Funny note from the Economist article, some of the auto-enthusiasts present at the unveiling missed the throaty roar of an engine and found the completely silent motor disconcerting.
So, one of the Tesla engineers had a genius idea. “We'll program the software to have a variety of engine roars, just like ring tones on mobile phones.”
Unlike so many righteous greenies, these people know from marketing.
It probably happened when I had to think up a password for my 197th social vertical calendar search app private beta of the year.
Or maybe it was finishing that second mango mojito while someone was singing along off key to Hips Don't Lie.
Or too much Deadwood in my brain, comandeering every available neural pathway for some permutation of limberdicked canned peach cocksucker.
Last week, I forgot my bankcard PIN.
Four digits I've known for 10 years.

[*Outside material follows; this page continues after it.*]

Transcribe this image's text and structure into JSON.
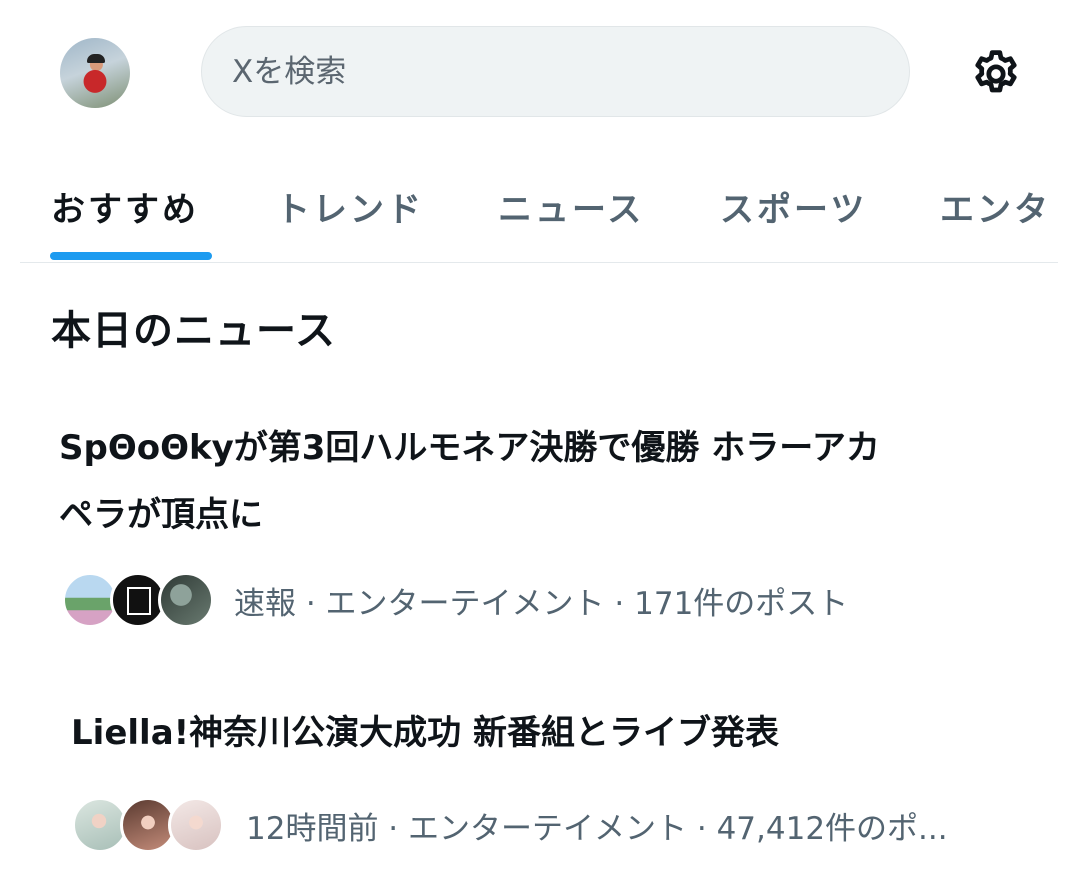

Gone. Not only is this disconcerting, but also highly inconvenient, what with the local $40 leaving-your-house tax here in SF. I was sure it would come back to me eventually, like one of those words on the tip of your tongue.
But it didn't.
I thought I remembered the digits. There were 8s, and 4s, and maybe 2s. And I think one was repeated, or possibly two pairs. I tried as many different combinations as I felt like risking before the ATM sucked up my card for fraud. I charged as much as I could and borrowed cash here and there.
And finally, today, I gave up and biked as fast as I could uphill into a headwind to get to the credit union before it closed. I ran in at a minute before six and found the polite, tidy, now annoyed, bank manager with the power to run my card through the reassignment machine.
And now I'm all better with a fresh stack of Jacksons to get me through the week.